The child was one of three girls aged 3 to 5 among 60 Syrian migrants packed on to the boat when it left Lebanon on Jan. 18. The other two girls were in a “very serious condition” and being monitored closely by doctors, Cypriot health spokesman Charalambos Charilaou said. There were 15 children on the boat, five of them unaccompanied by adults.
A search and rescue team from Cyprus found the flimsy wooden vessel drifting at sea on Wednesday 30 nautical miles off the island’s coast. It had no navigation tools, insufficient fuel, and no food.
The captain, a 47-year-old Syrian man, is under investigation for manslaughter, people trafficking and navigating an unsafe and overcrowded vessel. Famagusta district court remanded him in custody on Thursday for eight days.

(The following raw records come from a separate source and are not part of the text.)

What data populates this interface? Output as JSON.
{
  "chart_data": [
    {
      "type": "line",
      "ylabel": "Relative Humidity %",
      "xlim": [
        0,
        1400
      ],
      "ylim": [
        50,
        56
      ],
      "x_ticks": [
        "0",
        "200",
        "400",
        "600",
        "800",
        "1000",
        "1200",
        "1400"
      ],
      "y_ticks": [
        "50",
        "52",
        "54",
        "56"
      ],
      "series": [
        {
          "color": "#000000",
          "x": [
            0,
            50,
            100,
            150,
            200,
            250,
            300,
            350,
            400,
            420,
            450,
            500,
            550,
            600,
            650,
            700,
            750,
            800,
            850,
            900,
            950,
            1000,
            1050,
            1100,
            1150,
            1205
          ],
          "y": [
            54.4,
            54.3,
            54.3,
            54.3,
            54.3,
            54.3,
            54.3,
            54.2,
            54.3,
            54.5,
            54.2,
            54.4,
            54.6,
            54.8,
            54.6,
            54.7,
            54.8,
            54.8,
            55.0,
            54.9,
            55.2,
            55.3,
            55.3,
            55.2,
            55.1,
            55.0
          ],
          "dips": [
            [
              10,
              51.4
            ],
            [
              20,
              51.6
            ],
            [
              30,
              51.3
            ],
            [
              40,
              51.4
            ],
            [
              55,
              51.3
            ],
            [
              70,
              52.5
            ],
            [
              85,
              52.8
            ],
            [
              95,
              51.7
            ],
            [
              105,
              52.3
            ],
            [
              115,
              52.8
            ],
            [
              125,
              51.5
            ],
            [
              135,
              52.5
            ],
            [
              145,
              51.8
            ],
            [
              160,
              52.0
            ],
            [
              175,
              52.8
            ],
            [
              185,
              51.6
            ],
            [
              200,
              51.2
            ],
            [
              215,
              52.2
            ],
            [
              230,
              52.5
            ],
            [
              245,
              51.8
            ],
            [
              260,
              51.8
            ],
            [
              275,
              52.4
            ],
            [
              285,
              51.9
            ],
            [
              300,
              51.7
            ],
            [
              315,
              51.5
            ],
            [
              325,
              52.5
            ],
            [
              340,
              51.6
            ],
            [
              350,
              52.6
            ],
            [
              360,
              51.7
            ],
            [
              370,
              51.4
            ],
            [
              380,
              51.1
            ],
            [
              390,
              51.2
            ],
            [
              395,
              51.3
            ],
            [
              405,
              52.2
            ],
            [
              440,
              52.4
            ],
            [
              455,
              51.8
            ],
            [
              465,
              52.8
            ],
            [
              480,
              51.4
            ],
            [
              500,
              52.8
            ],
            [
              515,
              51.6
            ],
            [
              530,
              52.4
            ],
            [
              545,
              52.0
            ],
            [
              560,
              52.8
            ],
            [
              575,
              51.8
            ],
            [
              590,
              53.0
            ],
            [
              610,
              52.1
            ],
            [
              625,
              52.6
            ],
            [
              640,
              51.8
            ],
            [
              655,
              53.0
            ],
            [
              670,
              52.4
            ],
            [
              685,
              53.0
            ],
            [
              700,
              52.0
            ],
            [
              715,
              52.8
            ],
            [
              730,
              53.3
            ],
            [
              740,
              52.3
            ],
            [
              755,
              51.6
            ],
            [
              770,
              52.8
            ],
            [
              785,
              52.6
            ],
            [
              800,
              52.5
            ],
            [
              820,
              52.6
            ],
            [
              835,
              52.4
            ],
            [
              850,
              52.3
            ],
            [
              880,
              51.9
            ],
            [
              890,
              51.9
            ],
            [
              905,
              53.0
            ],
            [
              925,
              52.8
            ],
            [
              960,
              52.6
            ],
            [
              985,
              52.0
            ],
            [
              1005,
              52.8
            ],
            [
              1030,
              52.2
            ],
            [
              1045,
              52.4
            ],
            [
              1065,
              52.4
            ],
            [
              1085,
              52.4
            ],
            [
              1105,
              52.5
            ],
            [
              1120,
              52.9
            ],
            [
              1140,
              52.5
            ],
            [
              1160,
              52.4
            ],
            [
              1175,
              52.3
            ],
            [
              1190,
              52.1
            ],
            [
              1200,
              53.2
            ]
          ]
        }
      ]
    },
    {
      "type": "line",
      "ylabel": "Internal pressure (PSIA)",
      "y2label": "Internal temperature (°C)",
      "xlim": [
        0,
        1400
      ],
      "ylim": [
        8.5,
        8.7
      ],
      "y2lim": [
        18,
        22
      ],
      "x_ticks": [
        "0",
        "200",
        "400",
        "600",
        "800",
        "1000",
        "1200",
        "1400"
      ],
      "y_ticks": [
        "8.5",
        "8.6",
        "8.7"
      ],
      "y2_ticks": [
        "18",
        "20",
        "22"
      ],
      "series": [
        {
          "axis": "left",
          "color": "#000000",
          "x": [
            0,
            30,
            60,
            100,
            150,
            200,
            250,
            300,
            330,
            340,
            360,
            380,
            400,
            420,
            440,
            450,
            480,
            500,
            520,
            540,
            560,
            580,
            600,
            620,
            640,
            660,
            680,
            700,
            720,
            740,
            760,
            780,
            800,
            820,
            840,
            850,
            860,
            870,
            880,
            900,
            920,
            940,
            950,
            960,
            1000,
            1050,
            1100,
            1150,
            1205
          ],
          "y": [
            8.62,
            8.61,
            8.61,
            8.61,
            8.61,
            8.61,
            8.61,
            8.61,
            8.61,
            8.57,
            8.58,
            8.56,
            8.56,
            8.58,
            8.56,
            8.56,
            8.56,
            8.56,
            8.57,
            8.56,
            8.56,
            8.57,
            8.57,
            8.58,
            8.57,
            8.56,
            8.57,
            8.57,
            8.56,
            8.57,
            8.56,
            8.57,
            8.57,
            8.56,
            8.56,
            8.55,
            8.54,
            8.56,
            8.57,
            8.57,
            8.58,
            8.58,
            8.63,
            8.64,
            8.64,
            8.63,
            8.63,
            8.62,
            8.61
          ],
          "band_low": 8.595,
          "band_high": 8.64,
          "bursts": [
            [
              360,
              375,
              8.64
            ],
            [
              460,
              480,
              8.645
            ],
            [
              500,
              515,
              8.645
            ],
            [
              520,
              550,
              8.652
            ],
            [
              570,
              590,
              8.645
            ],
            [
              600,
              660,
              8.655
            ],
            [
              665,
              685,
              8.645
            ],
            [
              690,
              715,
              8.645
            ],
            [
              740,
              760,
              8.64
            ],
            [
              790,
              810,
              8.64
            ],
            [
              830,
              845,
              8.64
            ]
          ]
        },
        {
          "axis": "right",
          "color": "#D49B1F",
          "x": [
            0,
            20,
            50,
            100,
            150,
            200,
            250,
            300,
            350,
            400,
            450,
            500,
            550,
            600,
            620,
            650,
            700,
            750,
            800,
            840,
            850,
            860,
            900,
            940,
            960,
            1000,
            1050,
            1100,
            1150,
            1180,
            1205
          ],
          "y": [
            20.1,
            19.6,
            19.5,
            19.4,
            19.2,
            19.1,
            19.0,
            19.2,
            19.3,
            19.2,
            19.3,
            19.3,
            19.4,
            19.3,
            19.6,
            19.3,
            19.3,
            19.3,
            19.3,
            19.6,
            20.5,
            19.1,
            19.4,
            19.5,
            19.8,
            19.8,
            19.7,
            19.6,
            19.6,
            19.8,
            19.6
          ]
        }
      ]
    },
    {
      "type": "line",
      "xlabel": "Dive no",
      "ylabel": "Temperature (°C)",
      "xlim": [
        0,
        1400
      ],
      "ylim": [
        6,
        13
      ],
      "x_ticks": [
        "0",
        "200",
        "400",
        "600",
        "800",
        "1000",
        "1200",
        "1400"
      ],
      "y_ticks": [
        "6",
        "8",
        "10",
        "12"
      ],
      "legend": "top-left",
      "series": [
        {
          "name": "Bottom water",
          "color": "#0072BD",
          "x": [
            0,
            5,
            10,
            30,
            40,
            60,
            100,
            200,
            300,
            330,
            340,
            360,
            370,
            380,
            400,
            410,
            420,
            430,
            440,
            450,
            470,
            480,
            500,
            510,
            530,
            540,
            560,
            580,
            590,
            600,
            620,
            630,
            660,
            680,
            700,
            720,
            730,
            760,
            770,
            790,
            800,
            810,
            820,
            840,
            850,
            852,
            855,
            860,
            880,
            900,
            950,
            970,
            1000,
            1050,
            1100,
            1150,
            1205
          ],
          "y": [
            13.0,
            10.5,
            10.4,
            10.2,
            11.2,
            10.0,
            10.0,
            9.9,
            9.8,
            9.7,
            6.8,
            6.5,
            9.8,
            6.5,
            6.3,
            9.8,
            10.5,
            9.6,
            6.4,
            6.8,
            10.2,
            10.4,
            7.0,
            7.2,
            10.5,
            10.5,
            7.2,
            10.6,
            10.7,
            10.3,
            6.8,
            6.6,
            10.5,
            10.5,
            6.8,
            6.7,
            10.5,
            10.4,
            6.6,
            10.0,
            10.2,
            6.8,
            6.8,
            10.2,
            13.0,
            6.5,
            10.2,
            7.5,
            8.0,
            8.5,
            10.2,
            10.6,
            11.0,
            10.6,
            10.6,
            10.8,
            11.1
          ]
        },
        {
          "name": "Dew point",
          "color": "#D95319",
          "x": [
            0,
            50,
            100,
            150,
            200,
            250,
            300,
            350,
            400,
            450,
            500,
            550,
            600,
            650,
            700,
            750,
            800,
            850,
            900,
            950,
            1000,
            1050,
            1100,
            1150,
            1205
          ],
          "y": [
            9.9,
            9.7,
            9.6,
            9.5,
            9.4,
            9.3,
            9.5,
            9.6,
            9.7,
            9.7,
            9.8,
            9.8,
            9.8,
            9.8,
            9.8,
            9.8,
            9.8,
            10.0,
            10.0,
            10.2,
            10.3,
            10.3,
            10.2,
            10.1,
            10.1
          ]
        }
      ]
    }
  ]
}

Cypriot government spokesman Konstantinos Letymbiotis said the tragedy “highlights ... in the most dramatic way that migration remains a serious problem that requires a cohesive European approach and policy.”
The total number of irregular arrivals in Cyprus last year was nearly 10,500, while more than 11,000 left voluntarily or were forcibly deported.
Cyprus says it has the highest number of first-time asylum applicants in the EU per capita, although the overall percentage of asylum seekers fell from 6 percent of the population in 2022 to 5.3 percent in 2023.
Cypriot President Nikos Christodoulides urged the Lebanese government to do more to stop the flow of migrants “because we know that it is Syrians arriving, but they come from Lebanon.”